Em uma delas me deparo com outra mulher, essa é um pouco mais séria e de alguma forma, exala um poder incrível mesmo digitando algo em seu computador alheia a minha curiosidade. Faço questão de guardar cada detalhe daquela pessoa que está em minha frente. Cabelos castanhos cacheados na altura das costas foi a primeira coisa que notei, me esforço para não tocar meu próprio cabelo alisado com mechas loiras, mas que um dia foi igual ao dela. Sorrio com satisfação ao me lembrar do motivo pelo qual fiz aquilo comigo: Precisava agradá-lo, a qualquer custo, ou teria consequências. No começo, não foi esse o motivo, mas sim mais ridículo. 

— Bem vinda Catarina, sente – pede aquela poderosa mulher indicando a cadeira — Eu sou a delegada Luciana e estou cuidando do seu caso. 

Sento encarando Luciana que não parece se importar, com a quantidade de mulheres que vi esperando lá fora, deduzo que ser observada seja algo rotineiro para a delegada. 

— Então, Catarina, quero que conte para mim sua história – revela Luciana me observando pela primeira vez. Imagino que ela esteja tentando encontrar em meio aquele corpo arrebentado, o ser humano que ali reside. No caso, eu. 

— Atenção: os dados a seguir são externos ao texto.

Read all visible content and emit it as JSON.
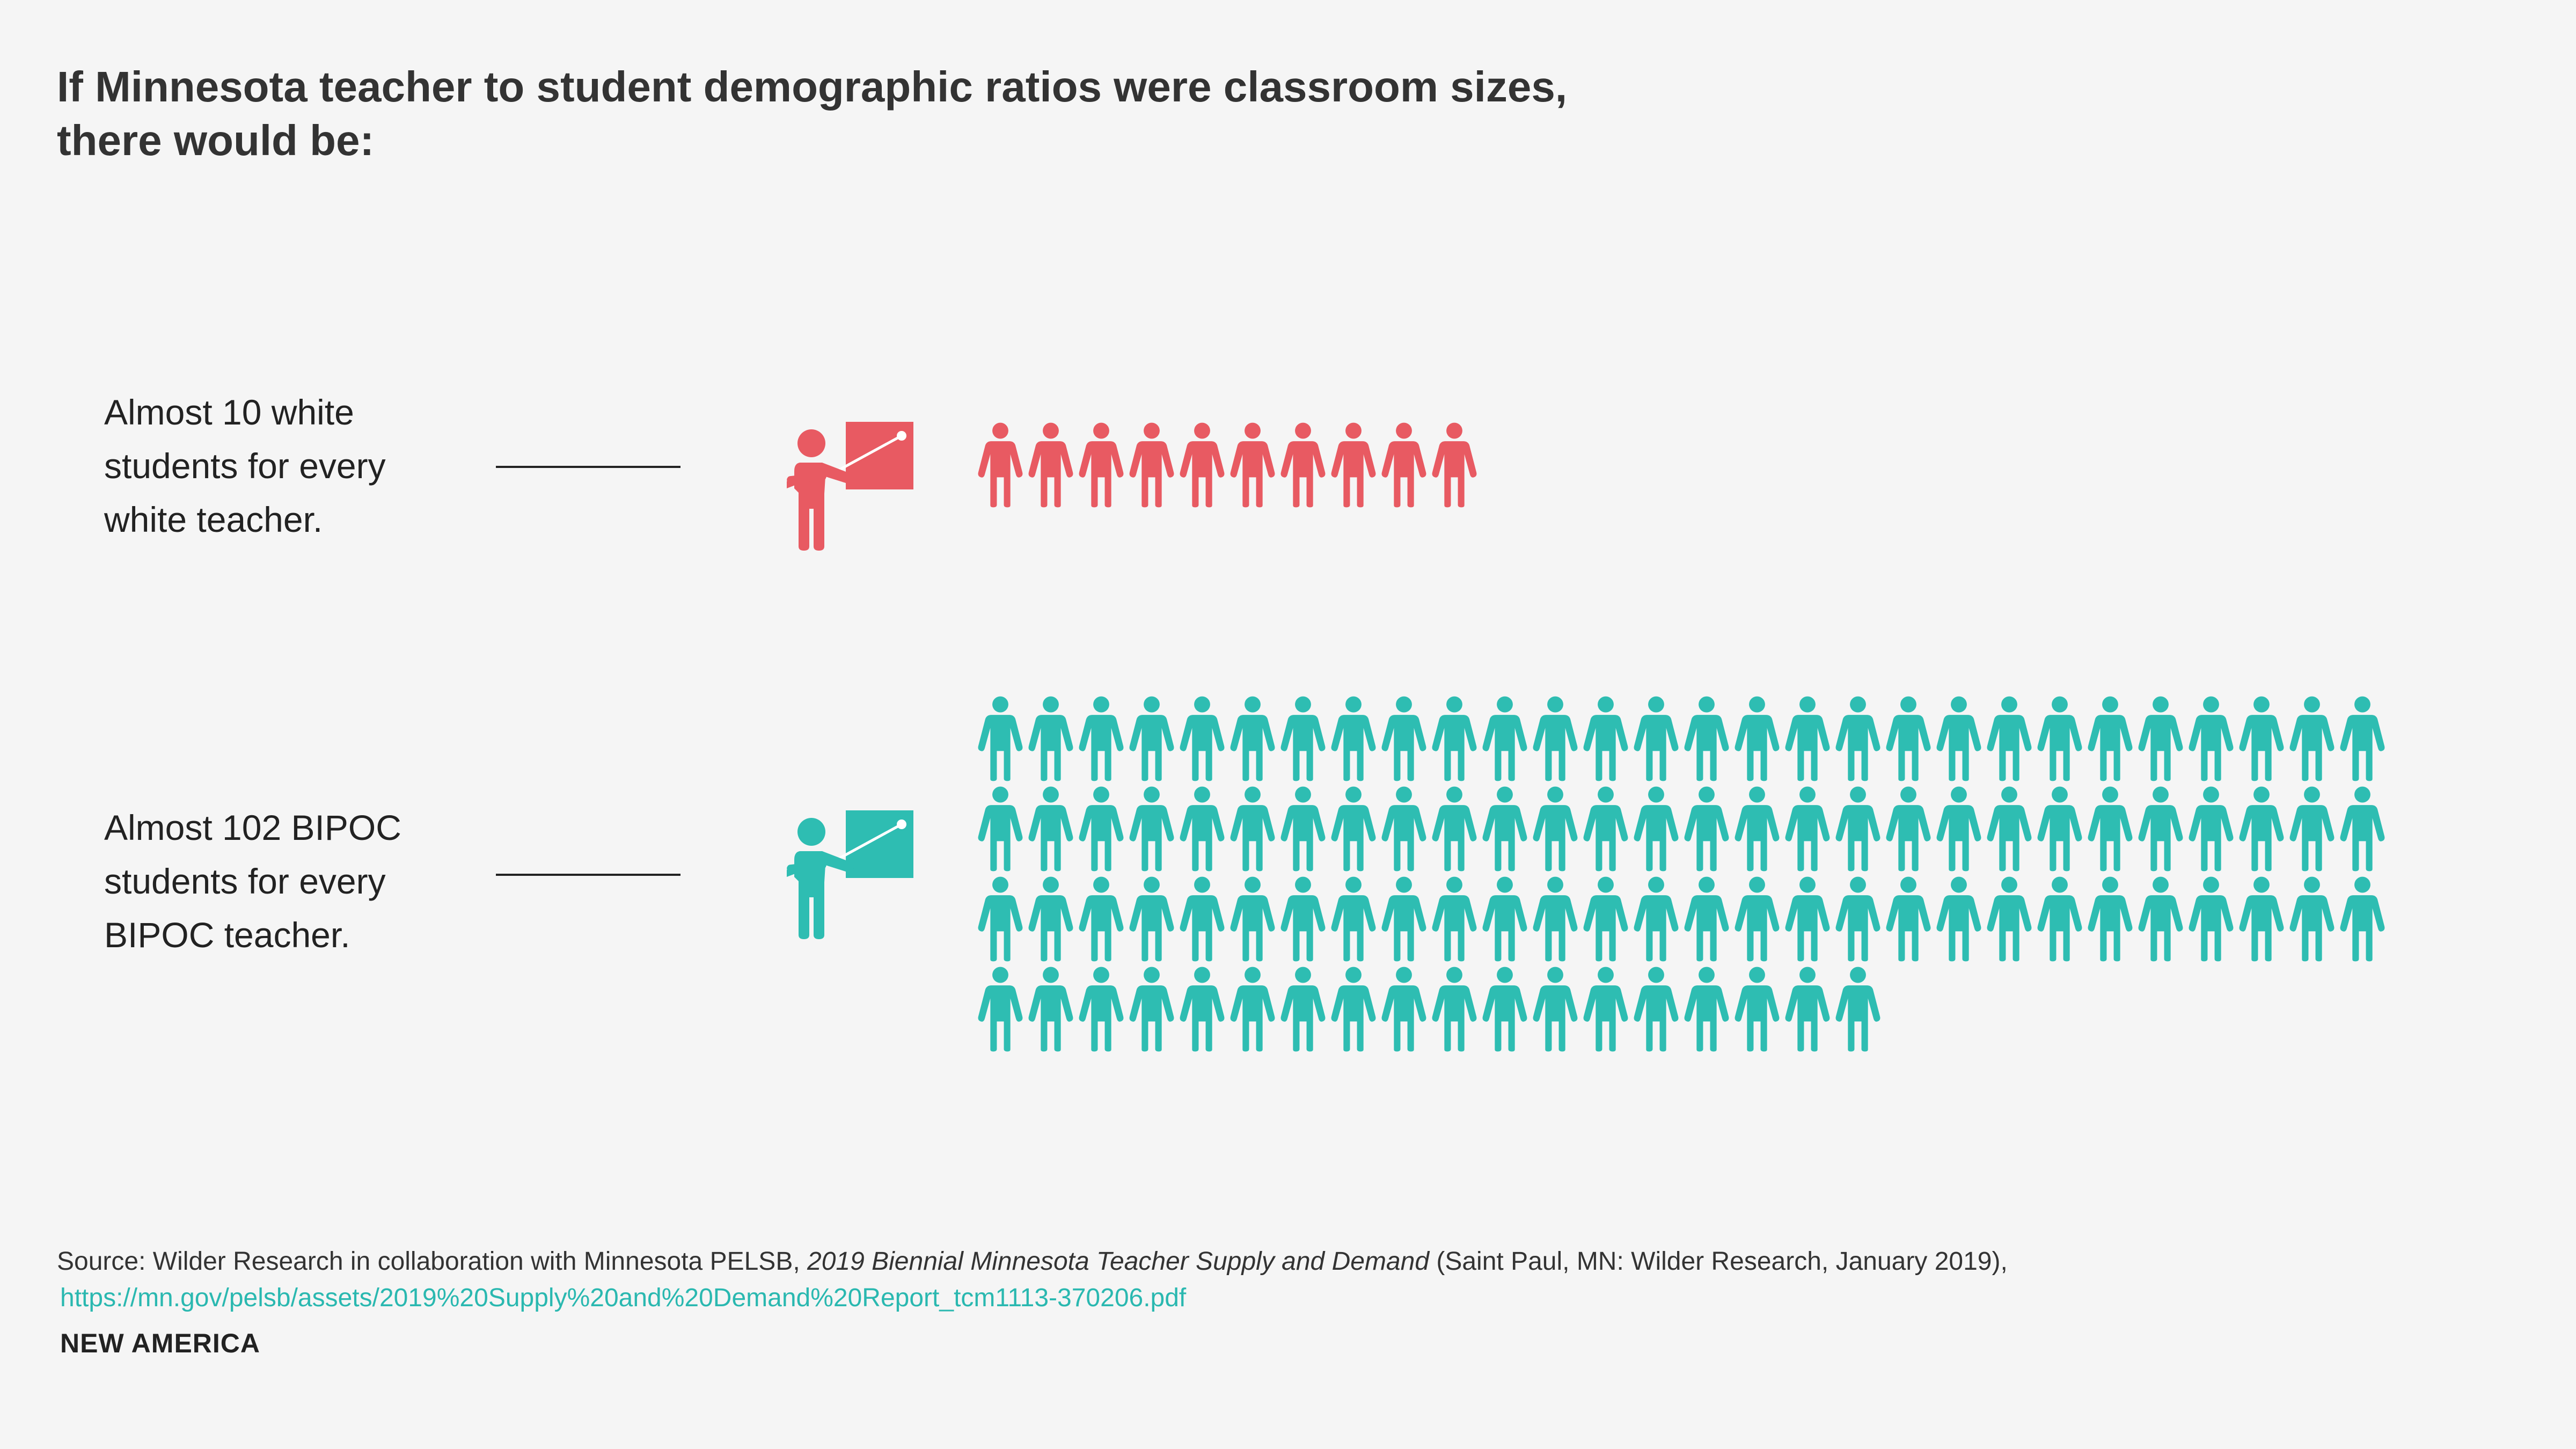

— O que você gostaria exatamente saber? Assim poupamos tempo indo direto ao assunto – pergunto ríspida. Entendo que o papel dela seja recolher o meu depoimento, mas já fiz aquilo tantas vezes e nunca deu em nada. Somado com a dor que sinto, prefiro falar apenas o necessário. 

—Tudo. Quero saber tudo e desde o começo – pede a delegada. — Quero montar o seu caso e colocar esse... Homem... De vez atrás das grades. Sendo bem clara: Quero acabar de vez com a vida desse desgraçado, como ele fez com a sua, mas para isso preciso da sua ajuda — finaliza quase espumando de raiva. Em seus olhos pura convicção, me dando um frio de esperança de que está falando a verdade. 

Respiro fundo encarando Luciana. Tenho certeza absoluta que pelo começo jamais teria como imaginar que aquele seria o meu fim. Então um pensamento horrível me ocorre: Será que tinha como saber? Será que os sinais estavam ali o tempo todo e só eu não viu? Ou pior, não quis ver?